育児チート令嬢、辺境で王族の赤子と元騎士団長様と家族はじめました〜子守り上手な彼に溺愛される異世界スローライフ〜

64.聖女様の願い

左肩にナイフが刺さり、大怪我をしたアーサーは、自分が囮になると告げて馬で去っていった。

 小さな集落の修道院で、シスターたちが集まって、幼いレオの周りを通り囲む。

 しかし治癒魔法を使える聖女はルイズだけで、必死で魔力を与え続けていた。


「レオ、お願い、目を覚まして……」


 真っ白な顔色で、呼吸も浅い。目を閉じたまま開かないレオ。

「ルイズ、この子はもう……」

 シスターは聖女ルイズの肩を抱きしめながら、もう助からない、という言葉を飲み込む。

 しかし、我が子をそんな簡単に諦められるはずがなかった。

「……呪いを解く方法、昔本で読んだことがあるわ……」

「でも、それは禁術では? あなたの体が……!」

 シスターの静止の声を振り払い、聖女ルイズは祈るように両手を合わせる。


「私の魔力と、レオの持つ魔力、全てを使って……レオの呪いを解いて……」


 王都一の優秀な聖女が持つ魔力は、計り知れない量だ。

 しかしそれだけでも足りないと、生まれたばかりでも「共鳴」を使い、たびたび魔力の暴走をする、我が子レオの魔力も捧げるから。

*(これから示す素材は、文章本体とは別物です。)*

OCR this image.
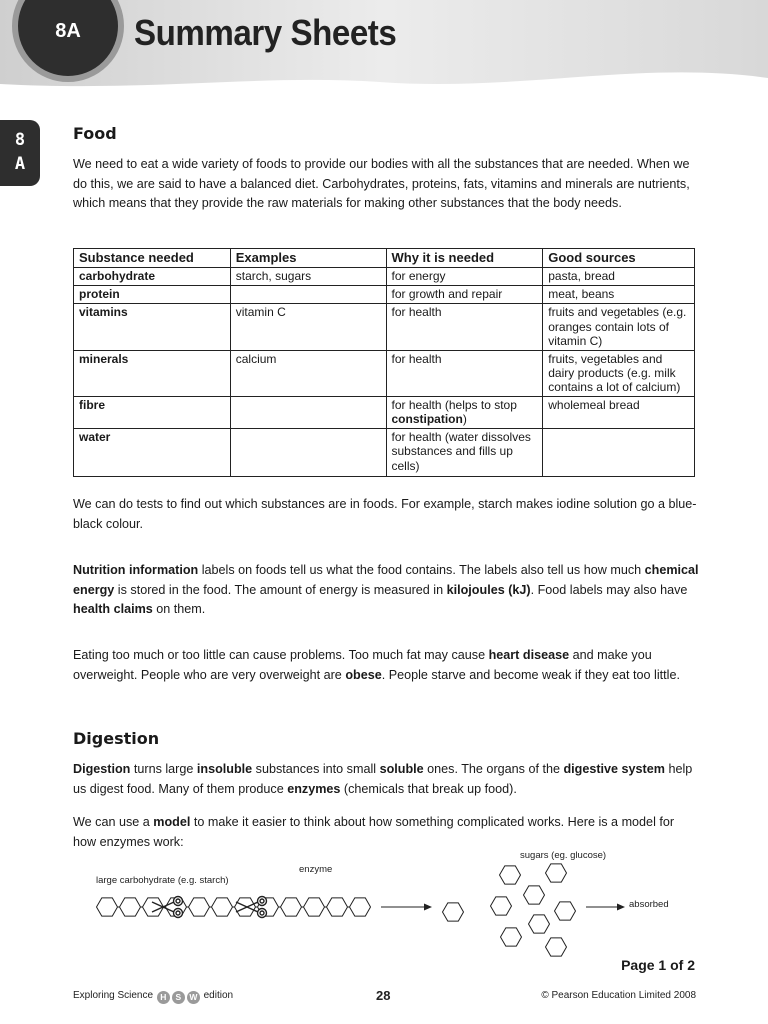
8A	Summary Sheets
8
A
Food
We need to eat a wide variety of foods to provide our bodies with all the substances that are needed. When we do this, we are said to have a balanced diet. Carbohydrates, proteins, fats, vitamins and minerals are nutrients, which means that they provide the raw materials for making other substances that the body needs.
Substance needed	Examples	Why it is needed	Good sources
carbohydrate	starch, sugars	for energy	pasta, bread
protein		for growth and repair	meat, beans
vitamins	vitamin C	for health	fruits and vegetables (e.g. oranges contain lots of vitamin C)
minerals	calcium	for health	fruits, vegetables and dairy products (e.g. milk contains a lot of calcium)
fibre		for health (helps to stop constipation)	wholemeal bread
water		for health (water dissolves substances and fills up cells)	
We can do tests to find out which substances are in foods. For example, starch makes iodine solution go a blue-black colour.
Nutrition information labels on foods tell us what the food contains. The labels also tell us how much chemical energy is stored in the food. The amount of energy is measured in kilojoules (kJ). Food labels may also have health claims on them.
Eating too much or too little can cause problems. Too much fat may cause heart disease and make you overweight. People who are very overweight are obese. People starve and become weak if they eat too little.
Digestion
Digestion turns large insoluble substances into small soluble ones. The organs of the digestive system help us digest food. Many of them produce enzymes (chemicals that break up food).
We can use a model to make it easier to think about how something complicated works. Here is a model for how enzymes work:
large carbohydrate (e.g. starch)
enzyme
sugars (eg. glucose)
absorbed
Page 1 of 2
Exploring Science H S W edition	28	© Pearson Education Limited 2008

 聖女と、聖女の子の魔力を全て注いで、この子にかかった呪いを解いて。


「お願い、私の命と引き換えでもいい、どうか、神様…‥!」


 まばゆい光がルイズとレオの周りを囲み、その願いを聞き入れるかのように一際輝いた。

 そして、次に目を開いた時には、

「ふぇ、ふぇぇ……」

 小さく声を上げる、レオの姿。

「良かった、レオの呪いは、解けたのね……!」

 徐々に顔色が戻り、ピンク色に色付いた頬に頬ずりをするルイズ。

 幼き命を救うのが、母として、聖女としての使命だと、心から信じて。


 感謝祭の喧騒に紛れて暗殺者に狙われたこと。

 アーサーが命をかけて二人を守って修道院に逃したが、レオが呪いにかけられたこと。

 レオの呪いが解け、その呪いをルイズが負ったことは、修道院の者たちによってすぐに皇帝の私の元にも届いた。

 宰相に違いないと、裏で証拠を掴もうとしたが、巧みに証拠を残してはいない。

 ルイズは呪いを受けて日に日に衰弱をしていったが、魔力の全てを犠牲にしたため、聖女としては一切の能力が消えた。

 自分に治癒魔法をかけられない状態のまま、お腹の中の子供はどんどん大きくなる。

 しかし、彼女はそんな自分の運命も享受していた。

 出産の数日前から、私はどうにかルイズのそばにいたいと、王宮を抜け出した。

 ルイズの手を握り、子供を産んだ瞬間に立ち会うことができた。

「ほぎゃあ! ほぎゃあ!」

「この子はフィオ……天使という意味です。私の可愛い天使……」

 真っ赤な顔をした生まれたての赤子を抱きしめ、ルイズは心から微笑んでいた。

「どうか、レオとフィオが、無事に過ごせる世界を、あなたが作って……」

 出産と呪いで衰弱しきった彼女の手を強く握ることしかできない。

「ああ、必ず作る。約束だ、ルイズ」

「愛しています、カルヴァン様……。
 元気でね、レオ、フィオ……」


 そうして、ルイズは安らかに目を閉じた。

 最後まで彼女は、私の大切な恋人であり、子供達の聖母だった。